THE Stages Theatre in New Kingston (adjacent to the Tastee outlet on Knutsford Boulevard) had a grand opening followed by a brief run between 2013 and 2014 and then closed its doors, for undisclosed reasons, quietly exiting the showbiz scene. Financial woes and other weighty challenges forced the Pantry Playhouse to call it a day in 2016. Luke Ellington is determined that that will not happen to his latest undertaking: the new and improved Crown Playhouse.
Following in the footsteps of David Tulloch with the Phoenix Theatre and Andrew Roach with the Jamaican Shopping Club Theatre, the industry veteran has taken over the reins of the Molynes Road-based theatre, embarking on an upgrade project that has resulted in a transformation of the spot into an inviting and cozy space now awaiting its first big audience.
Ellington, looking to add a new chapter to Jamaican theatre history, waxes optimistic about what the renovated space will add to an industry he’s been a part of for the past 30 years and counting. “I know it can become one of the top theatre spots in Jamaica. That’s the kind of potential it has. We just need to market it properly and sell it to the wider public,” he tells TALLAWAH, as he gives us a brief tour of the facilities. Evidence of construction work (set pieces, paint jobs, stacks of chairs) is all around.
The theatre man is well aware that drawing the big audiences at the outset means he has his work cut out for him. “When people hear the name Crown Playhouse, they automatically link it with the hotel [Olympia Crown Hotel], which used to have shows upstairs. But this is a separate theatre from the hotel, even though it’s on the same property. And we want to make that very clear,” Ellington says. “It is on the hotel property, but we want to emphasize that the playhouse is not the old venue that used to host plays.”
The new Crown Playhouse, Ellington feels, has a lot going for it: great central location, easy access, ample parking and an interior that will enhance the overall viewing experience. While the primary aim is to have producers mount their projects from time to time and host school functions and other events (Camperdown High recently used the facilities), the Crown Playhouse will serve as the base for Ellington’s Lukington Productions, now 26 years old.

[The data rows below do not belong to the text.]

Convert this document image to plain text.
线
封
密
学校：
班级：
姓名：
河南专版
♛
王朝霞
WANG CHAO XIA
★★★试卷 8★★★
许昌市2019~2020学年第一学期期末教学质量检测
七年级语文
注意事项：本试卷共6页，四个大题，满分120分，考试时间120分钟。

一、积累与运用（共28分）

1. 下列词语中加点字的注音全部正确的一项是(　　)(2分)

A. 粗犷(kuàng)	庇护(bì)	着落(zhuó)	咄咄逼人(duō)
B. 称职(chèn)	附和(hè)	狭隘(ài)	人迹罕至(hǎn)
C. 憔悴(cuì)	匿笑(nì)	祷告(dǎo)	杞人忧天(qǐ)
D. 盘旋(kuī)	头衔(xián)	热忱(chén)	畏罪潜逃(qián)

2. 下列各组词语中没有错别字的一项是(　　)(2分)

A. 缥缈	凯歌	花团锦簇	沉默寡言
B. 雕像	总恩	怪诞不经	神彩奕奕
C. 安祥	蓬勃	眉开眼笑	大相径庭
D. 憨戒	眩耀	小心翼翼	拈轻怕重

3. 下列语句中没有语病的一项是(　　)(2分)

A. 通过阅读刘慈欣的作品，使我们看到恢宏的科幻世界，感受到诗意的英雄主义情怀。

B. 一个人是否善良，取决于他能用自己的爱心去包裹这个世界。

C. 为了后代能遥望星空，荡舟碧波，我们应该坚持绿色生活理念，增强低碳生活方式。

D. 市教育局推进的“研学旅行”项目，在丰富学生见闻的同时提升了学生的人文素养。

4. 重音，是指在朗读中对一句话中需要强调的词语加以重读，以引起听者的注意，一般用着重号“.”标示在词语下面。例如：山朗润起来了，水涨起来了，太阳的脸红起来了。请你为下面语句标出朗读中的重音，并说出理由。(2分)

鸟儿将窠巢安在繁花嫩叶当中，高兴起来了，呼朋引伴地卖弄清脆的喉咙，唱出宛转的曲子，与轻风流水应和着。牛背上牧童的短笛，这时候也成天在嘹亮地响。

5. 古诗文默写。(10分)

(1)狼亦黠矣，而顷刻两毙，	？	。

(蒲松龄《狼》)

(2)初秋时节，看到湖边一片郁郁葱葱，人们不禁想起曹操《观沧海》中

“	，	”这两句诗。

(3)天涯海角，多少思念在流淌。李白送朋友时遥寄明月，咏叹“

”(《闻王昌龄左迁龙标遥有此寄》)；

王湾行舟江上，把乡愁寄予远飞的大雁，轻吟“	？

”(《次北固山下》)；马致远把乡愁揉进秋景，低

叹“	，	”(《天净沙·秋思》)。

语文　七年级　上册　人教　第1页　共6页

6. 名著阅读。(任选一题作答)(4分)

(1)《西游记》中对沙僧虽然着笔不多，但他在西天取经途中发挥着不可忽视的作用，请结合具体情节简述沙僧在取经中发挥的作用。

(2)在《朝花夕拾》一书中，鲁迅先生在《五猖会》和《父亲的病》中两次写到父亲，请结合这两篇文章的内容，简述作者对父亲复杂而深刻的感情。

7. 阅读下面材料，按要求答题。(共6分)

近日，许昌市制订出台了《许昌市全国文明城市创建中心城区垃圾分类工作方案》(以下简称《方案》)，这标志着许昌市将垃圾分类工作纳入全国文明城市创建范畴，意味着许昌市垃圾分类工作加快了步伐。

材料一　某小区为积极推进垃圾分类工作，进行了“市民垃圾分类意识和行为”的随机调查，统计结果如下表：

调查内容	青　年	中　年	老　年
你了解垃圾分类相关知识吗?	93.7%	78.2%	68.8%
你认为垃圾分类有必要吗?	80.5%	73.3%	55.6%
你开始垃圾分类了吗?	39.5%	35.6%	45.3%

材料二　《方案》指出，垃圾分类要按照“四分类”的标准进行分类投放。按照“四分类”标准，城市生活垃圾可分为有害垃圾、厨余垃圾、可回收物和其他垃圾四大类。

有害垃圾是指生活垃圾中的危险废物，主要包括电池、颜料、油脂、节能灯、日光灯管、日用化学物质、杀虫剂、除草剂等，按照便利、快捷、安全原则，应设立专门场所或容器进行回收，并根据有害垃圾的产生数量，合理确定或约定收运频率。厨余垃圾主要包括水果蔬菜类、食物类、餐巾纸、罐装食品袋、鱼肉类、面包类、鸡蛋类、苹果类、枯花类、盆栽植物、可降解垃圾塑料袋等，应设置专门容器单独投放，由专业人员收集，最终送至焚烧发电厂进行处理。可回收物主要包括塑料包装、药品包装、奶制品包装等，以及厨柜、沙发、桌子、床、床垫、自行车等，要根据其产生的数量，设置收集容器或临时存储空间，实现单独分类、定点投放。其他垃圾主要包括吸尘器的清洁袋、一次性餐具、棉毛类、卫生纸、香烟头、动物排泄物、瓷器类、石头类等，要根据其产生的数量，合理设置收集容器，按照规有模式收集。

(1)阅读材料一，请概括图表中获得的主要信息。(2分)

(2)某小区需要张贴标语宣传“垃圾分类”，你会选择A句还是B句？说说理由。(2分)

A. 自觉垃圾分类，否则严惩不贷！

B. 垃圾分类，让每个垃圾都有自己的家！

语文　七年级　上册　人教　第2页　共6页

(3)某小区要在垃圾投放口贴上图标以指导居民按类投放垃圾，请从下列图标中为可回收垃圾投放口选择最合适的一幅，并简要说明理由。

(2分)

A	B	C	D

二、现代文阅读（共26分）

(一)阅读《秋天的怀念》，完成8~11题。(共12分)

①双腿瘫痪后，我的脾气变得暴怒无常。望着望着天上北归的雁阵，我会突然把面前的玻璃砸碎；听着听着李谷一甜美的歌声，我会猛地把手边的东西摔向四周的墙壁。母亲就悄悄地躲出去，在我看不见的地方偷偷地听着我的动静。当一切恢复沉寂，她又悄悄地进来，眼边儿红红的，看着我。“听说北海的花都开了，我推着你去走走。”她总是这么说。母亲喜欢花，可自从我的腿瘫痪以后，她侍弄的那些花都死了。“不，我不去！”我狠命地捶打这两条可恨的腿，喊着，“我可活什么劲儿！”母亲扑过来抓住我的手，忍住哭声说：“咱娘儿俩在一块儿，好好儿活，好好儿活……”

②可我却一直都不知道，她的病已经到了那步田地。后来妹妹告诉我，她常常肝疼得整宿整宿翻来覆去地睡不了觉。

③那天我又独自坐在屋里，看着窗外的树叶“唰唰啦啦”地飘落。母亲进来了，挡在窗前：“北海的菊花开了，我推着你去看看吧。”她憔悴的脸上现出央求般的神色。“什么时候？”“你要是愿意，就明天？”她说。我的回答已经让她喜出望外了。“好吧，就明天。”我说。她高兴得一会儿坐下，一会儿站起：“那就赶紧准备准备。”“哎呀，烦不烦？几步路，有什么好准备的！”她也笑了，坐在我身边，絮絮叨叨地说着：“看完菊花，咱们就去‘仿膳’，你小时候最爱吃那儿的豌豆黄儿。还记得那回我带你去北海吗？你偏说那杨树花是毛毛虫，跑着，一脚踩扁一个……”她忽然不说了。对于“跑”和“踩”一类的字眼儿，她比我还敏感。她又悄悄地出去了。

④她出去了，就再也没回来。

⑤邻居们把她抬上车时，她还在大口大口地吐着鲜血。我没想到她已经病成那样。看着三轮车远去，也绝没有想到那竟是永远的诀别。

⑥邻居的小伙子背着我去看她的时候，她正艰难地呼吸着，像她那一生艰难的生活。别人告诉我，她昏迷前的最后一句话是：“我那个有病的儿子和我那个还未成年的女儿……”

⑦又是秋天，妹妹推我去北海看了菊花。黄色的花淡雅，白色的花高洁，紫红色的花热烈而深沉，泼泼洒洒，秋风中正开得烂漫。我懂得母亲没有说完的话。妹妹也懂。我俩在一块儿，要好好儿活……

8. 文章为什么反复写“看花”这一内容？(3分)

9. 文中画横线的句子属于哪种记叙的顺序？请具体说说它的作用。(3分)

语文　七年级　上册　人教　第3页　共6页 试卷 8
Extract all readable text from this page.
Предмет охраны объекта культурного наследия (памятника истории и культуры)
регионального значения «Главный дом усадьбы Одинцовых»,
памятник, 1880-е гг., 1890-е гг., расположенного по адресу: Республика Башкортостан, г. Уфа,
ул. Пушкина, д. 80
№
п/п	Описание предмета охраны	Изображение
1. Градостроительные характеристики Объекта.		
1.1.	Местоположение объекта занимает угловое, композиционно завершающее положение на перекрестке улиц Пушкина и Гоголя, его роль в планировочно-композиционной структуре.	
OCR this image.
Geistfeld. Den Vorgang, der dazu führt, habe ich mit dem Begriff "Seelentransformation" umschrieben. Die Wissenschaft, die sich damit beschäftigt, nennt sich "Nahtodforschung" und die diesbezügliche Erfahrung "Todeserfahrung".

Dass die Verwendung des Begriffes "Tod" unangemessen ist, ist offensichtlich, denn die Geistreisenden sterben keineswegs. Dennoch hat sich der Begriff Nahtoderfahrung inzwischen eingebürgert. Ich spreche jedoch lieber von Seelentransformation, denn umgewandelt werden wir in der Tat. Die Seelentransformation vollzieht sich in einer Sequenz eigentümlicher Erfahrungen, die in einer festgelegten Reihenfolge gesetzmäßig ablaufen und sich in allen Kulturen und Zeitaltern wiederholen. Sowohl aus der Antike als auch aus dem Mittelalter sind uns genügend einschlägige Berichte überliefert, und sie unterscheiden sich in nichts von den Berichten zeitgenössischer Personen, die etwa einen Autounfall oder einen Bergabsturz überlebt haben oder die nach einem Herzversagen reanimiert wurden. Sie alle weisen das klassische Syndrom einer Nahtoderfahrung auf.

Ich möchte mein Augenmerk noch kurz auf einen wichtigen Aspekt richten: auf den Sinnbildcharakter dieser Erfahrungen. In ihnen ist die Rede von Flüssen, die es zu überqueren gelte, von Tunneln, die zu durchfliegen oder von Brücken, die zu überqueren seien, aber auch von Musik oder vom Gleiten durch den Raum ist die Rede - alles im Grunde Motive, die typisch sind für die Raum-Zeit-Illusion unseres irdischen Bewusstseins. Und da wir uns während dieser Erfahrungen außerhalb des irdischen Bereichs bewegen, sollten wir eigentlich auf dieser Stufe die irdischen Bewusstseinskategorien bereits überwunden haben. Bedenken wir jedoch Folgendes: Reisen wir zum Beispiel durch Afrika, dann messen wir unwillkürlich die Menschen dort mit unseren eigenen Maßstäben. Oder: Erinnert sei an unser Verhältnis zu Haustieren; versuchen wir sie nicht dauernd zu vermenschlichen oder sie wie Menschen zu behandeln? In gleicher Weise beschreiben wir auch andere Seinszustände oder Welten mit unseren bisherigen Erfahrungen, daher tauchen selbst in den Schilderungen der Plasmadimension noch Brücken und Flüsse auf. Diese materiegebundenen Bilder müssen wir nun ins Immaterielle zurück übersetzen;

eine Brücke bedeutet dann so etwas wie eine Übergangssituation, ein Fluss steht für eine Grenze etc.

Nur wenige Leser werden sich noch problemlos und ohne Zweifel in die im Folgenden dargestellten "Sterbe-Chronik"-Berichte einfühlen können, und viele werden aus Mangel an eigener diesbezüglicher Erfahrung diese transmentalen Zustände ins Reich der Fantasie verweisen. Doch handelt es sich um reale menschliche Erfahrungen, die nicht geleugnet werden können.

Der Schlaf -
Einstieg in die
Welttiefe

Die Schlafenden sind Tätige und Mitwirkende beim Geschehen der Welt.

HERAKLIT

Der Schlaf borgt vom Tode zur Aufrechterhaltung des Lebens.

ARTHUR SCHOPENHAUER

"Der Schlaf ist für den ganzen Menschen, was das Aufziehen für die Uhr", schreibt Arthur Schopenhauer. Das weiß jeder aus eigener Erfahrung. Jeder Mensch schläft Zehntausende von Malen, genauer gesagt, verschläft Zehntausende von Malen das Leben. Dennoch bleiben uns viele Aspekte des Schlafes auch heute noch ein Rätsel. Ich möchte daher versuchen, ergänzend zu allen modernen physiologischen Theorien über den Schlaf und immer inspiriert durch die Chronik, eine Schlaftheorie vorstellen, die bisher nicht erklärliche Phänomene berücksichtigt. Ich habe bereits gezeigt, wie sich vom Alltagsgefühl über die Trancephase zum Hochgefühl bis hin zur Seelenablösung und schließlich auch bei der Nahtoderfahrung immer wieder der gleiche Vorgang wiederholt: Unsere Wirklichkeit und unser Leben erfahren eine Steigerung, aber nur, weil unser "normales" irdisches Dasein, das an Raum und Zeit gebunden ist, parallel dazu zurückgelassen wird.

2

That said, he wants to assure the public that his production company is in the business of putting on theatrical productions high in entertainment value and well worth your hard-earned dollars. The newly renovated space will get its first big test with the March 23 opening of the buzzworthy comedy Uptown Ghetto, which Ellington (dubbed the original ‘Maama Man’) wrote and directed. He’s urging patrons to come out in their numbers and experience a hilarious Jamaican comedy in a cozy and audience-friendly space.
“Without the crowd support, the bills won’t get paid. It’s like you’re opening a new shop. You put everything in place and wait for the people to come and support. But I’m sure it will pick up. That’s how it goes in this business,” says Ellington.
Conroy Wilson, who has been doing some great work with Ashé’s Vibes Theatre on Cargill Avenue in Kingston, is quick to congratulate Ellington on this initiative. “The truth is that for a country that’s so culturally strong, we have too few theatre spaces. That needs to change,” he says. “So we welcome the addition of the Crown Playhouse to the industry. There is a place for everybody to exist. There is a wide range of tastes and audience preferences to cater to islandwide, so there is a place for everybody in Jamaican theatre.”
Meanwhile, Ellington says he has drafted a five-year plan, but he’s not yet ready to divulge the details. “I have long-term plans for the venue,” he tells TALLAWAH. “People still want to see plays, but you have to have something to entice them. Once you have that they will come.”